By. Mas Marto ¹
I.
PENDAHULUAN.
Kebutuhan akan data geo-spasial dalam berbagai jenis tema dan resolusi
sudah disadari oleh sebagian besar kalangan dari mulai sektor swasta,
pemerintah maupun pihak lainnya termasuk komunitas ilmuwan, dan individual.
Pengalaman bencana gempa/tsunami Aceh dan Sumatera Utara, gempa Yogyakarta, dan
tsunami Pangandaran dan daerah Jawa Barat Selatan lainnya menjadi bukti tentang
hal ini baik pada saat/fase quick response maupun saat/fase rehabilitasi, dan
fase-fase selanjutnya dalam sistem penanggulangan/mitigasi bencana jenis ini
maupun jenis-jenis bencana lainnya.
Dalam keadaan “tiada bencana” data geo-spasial juga sangat diperlukan keberadaannya
untuk berbagai pengambilan keputusan termasuk dalam berbagai penataan ruang.
Akan diperoleh informasi tata-ruang nasional maupun tata-ruang daerah yang baik
dan akurat apabila pada saat perenacanaan dilakukan tersedia dengan memadai
berbagai jenis data geo-spasial yang diperlukan.
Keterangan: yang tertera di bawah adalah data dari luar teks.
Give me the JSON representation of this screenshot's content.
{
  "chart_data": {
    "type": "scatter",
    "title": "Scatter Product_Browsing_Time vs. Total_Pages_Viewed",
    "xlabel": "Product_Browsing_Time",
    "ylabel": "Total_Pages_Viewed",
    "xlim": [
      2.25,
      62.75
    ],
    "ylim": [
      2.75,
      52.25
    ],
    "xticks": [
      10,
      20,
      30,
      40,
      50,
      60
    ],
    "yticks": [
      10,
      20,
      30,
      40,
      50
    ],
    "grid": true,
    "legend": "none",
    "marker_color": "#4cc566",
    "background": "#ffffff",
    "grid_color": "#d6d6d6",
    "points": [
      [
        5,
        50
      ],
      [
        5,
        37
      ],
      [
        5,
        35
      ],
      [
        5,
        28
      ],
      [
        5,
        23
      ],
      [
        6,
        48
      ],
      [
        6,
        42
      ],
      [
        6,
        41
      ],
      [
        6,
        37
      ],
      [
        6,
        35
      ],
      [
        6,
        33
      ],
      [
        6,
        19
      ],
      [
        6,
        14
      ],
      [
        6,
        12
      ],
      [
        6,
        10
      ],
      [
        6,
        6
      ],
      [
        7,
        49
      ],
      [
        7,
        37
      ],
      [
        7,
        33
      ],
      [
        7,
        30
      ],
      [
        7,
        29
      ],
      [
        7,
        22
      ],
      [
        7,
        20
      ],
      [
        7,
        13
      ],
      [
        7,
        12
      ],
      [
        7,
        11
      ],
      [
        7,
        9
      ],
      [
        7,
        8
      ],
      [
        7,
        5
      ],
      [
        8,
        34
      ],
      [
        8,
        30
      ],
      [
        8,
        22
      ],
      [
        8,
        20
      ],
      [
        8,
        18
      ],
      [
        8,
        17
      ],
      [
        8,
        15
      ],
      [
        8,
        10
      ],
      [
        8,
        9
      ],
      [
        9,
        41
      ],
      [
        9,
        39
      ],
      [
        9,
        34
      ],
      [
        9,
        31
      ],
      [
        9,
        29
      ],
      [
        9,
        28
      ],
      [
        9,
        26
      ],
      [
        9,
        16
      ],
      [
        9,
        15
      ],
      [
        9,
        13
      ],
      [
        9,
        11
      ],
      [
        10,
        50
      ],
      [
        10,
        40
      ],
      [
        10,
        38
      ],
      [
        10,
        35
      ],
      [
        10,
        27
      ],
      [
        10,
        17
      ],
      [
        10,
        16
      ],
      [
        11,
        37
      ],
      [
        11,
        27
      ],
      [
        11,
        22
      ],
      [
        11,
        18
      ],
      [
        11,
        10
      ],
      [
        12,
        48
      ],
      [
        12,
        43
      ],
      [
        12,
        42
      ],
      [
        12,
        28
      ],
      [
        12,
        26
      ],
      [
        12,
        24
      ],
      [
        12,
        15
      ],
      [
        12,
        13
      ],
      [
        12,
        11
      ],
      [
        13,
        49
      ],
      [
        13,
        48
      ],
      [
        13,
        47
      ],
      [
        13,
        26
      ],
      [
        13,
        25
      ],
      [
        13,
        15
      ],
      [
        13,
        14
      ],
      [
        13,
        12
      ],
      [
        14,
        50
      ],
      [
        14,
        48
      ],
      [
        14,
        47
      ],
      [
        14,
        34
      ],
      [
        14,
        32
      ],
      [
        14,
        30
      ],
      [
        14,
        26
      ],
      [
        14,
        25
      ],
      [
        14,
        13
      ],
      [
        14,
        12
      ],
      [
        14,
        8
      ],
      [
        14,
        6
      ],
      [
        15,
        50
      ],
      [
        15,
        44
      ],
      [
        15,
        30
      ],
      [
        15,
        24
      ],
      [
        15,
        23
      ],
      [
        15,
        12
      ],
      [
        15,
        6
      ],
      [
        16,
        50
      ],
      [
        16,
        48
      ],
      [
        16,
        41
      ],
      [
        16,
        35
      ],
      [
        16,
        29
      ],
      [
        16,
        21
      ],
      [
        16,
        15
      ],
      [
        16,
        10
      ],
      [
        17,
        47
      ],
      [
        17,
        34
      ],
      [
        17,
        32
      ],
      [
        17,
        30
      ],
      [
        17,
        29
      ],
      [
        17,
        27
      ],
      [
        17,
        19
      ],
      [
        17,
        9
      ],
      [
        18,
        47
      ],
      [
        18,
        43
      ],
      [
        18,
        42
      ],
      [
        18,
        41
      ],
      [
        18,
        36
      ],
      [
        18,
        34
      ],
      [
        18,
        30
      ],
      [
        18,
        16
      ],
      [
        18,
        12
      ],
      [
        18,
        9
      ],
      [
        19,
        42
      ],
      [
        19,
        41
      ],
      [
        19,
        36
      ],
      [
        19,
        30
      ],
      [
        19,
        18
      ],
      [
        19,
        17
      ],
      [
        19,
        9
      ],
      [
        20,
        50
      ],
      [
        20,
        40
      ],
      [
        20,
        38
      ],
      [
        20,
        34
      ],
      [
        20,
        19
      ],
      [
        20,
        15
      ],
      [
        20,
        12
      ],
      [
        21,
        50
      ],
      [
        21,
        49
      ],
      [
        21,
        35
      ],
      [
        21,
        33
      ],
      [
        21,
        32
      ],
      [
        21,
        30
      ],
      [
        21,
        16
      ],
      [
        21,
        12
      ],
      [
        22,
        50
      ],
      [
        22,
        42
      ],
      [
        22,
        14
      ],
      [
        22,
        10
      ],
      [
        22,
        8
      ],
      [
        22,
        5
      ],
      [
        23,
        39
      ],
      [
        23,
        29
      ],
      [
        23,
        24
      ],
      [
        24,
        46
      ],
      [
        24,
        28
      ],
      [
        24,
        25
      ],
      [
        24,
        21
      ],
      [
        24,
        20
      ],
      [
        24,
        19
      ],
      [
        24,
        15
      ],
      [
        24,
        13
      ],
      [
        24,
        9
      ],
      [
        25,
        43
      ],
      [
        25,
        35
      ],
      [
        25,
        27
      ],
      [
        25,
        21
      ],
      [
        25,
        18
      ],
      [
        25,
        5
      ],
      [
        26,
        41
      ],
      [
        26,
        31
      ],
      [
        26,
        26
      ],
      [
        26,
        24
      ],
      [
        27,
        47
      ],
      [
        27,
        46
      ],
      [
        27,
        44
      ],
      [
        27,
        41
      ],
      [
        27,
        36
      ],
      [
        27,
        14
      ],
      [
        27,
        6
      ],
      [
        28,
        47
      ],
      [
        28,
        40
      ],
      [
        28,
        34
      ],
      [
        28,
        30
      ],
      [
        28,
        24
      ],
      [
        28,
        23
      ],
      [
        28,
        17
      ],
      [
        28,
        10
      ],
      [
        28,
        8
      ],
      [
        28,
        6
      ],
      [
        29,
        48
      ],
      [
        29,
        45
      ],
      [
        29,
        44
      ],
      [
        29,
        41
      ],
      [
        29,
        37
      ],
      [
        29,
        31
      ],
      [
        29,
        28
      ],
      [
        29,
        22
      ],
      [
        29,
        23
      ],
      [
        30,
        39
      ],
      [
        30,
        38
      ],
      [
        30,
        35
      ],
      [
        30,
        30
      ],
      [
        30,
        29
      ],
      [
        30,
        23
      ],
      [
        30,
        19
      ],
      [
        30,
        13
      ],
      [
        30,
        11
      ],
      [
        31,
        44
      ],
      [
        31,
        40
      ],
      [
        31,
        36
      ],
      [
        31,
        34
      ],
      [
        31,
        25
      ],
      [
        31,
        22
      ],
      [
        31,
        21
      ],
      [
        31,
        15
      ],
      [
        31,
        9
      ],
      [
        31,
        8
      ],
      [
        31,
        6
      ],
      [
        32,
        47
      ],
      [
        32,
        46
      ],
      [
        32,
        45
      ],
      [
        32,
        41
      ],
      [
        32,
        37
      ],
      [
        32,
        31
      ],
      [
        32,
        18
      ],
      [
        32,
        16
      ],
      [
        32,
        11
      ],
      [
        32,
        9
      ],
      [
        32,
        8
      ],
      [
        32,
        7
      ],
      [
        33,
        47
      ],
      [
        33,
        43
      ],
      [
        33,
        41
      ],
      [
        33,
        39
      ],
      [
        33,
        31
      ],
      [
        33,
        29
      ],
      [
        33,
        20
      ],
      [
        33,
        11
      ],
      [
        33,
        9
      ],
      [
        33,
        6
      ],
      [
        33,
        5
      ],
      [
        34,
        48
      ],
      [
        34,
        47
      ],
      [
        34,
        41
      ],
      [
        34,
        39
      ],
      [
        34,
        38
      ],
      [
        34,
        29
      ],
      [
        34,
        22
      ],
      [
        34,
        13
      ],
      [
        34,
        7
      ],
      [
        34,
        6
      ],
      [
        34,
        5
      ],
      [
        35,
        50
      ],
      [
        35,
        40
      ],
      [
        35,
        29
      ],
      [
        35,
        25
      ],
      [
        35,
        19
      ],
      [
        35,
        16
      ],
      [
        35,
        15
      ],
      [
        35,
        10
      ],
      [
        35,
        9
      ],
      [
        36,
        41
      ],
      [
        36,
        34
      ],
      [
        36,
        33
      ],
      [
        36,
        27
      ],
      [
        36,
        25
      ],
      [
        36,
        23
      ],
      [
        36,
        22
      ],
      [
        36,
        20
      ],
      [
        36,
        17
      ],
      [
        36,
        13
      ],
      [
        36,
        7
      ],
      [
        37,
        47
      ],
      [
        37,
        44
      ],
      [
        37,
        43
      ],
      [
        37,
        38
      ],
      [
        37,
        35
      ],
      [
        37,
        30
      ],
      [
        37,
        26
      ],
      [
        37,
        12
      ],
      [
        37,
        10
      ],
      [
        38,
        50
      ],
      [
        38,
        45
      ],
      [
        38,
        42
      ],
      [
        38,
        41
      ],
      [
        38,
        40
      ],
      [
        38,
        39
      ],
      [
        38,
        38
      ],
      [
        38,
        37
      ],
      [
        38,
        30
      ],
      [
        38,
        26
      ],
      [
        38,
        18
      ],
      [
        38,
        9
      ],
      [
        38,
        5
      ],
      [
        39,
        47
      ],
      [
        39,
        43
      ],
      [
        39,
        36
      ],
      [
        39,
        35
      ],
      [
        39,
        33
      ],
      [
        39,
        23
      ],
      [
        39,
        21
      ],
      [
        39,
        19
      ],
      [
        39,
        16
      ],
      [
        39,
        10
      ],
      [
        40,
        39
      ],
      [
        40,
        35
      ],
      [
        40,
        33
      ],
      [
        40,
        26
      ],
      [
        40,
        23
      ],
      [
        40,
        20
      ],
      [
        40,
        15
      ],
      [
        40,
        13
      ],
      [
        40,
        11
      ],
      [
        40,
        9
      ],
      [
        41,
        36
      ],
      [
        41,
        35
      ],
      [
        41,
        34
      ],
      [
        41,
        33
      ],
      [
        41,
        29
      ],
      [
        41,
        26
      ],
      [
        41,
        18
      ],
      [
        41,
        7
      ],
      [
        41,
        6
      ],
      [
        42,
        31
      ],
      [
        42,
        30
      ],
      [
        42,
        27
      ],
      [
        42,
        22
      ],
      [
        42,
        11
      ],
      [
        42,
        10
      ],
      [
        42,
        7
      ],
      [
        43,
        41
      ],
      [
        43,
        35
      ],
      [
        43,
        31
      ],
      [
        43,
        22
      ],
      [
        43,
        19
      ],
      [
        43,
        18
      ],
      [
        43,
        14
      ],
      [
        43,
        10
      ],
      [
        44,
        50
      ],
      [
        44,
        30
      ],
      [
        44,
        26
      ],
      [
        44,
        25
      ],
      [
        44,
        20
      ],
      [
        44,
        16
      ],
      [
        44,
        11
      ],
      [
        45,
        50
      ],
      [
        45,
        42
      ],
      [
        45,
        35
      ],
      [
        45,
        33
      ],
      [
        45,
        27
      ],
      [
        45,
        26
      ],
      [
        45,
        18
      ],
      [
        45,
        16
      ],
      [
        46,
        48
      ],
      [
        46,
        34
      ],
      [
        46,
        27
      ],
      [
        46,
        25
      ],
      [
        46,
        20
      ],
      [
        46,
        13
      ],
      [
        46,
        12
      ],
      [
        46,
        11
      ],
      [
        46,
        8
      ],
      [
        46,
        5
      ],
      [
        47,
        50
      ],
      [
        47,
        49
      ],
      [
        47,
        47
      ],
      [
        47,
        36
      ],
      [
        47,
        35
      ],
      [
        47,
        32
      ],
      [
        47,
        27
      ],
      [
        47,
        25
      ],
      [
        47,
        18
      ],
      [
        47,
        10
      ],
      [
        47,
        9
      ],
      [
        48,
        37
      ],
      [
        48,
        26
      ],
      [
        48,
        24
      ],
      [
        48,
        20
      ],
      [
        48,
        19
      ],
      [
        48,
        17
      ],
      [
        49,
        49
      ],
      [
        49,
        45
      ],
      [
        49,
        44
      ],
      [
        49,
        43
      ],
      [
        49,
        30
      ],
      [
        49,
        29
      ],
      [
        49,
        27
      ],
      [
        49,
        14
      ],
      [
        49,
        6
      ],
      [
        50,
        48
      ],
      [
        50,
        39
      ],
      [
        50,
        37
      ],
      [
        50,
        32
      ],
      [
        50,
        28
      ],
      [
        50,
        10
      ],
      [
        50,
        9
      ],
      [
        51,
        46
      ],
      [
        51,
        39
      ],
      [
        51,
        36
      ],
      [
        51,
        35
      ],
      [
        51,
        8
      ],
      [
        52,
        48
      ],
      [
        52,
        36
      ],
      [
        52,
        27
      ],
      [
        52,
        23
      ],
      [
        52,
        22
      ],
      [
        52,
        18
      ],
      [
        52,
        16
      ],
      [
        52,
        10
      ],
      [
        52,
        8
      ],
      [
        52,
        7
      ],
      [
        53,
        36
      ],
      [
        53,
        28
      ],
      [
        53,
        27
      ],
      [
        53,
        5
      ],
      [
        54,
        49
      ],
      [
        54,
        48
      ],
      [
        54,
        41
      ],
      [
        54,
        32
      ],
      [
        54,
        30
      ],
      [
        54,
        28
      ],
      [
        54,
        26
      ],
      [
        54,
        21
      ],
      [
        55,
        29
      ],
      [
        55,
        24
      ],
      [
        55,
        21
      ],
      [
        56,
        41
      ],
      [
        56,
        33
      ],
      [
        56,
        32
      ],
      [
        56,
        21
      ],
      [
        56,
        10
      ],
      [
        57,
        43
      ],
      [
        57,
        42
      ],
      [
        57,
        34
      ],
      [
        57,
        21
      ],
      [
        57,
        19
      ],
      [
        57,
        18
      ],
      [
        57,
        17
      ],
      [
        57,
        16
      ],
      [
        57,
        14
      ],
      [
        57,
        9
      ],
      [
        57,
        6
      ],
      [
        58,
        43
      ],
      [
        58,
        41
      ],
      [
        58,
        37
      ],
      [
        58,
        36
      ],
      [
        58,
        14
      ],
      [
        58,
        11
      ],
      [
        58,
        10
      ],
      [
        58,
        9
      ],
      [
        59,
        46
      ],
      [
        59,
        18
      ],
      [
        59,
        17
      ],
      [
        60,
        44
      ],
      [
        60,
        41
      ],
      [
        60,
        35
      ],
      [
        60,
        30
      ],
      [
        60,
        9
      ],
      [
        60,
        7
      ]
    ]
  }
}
Untuk keperluan perencanaan
ketahanan pangan nasional diperlukan sekali bebagai jenis tema data geo-spasial
yang memadai. Tanpa tersedianya data geo-spasial yang lengkap dan terkait
dengan bahan pangan pokok akan sulit dicapai dengan baik. Dan banyak
contoh-contoh lainnya tentang manfaat dan kegunaan dari tersedianya data
geo-spasial ini sehingga tidak salah apabila dikatakan orang “no map (baca:
data geo-spasial) no culture - tanpa data geo-spasial tak akan ada
kemajuan (yang berarti)”.
Dalam era sebelum tahun
delapan puluhan pada saat teknologi komputer belum berkembang sepesat/secanggih
sekarang ini, keberadaan dan visualisasi data geospasial diwakili oleh berbagai
jenis peta baik topografi maupun tematik dalam bentuk cetakan (hardcopy map),
dan berbagai jenis data citra dengan berbagai variasi skala. Data geo-spasial
jenis ini sifatnya sangat statis dalam arti antara lain sangat sulit dilakukan
revisi apabila ada atau terjadi perubahan data/informasi di lapangan. Peta
cetak konvensional disajikan dalam lembar-lembar peta yang mereferesentasikan
gambaran unsur real world yang dipilih pada kurun waktu tertentu, dan pembuat
peta sebagai owner memiliki hak eksklusif baik terhadap peta itu sendiri maupun
terhadap data sebagai sumber pembuatan peta. Disisi lain para pengguna harus
menerima begitu saja sebagaimana apa adanya terhadap peta yang mereka
pilih/gunakan (Ryttersgaard,2001).
Pada sampai saat ini, ilmu
dan teknologi yang terkait dengan pengembangan sistem komputer mengalami
kemajuan yang sangat pesat dan sebagai tool sistem komputer ini memiliki
kemampuan yang makin lama makin “bukan main”. Komputer memberi pengaruh besar
terhadap hampir semua aspek kehidupan manusia termasuk terhadap berbagai
disiplin ilmu pengetahuan, tidak ketinggalan memberi pengaruh sangat besar
terhadap sistem pengelolaan data geo-spasial dari mulai pengambilan,
pengolahan, penyimpanan, manipulasi spasial, sampai visualisasi data/informasi.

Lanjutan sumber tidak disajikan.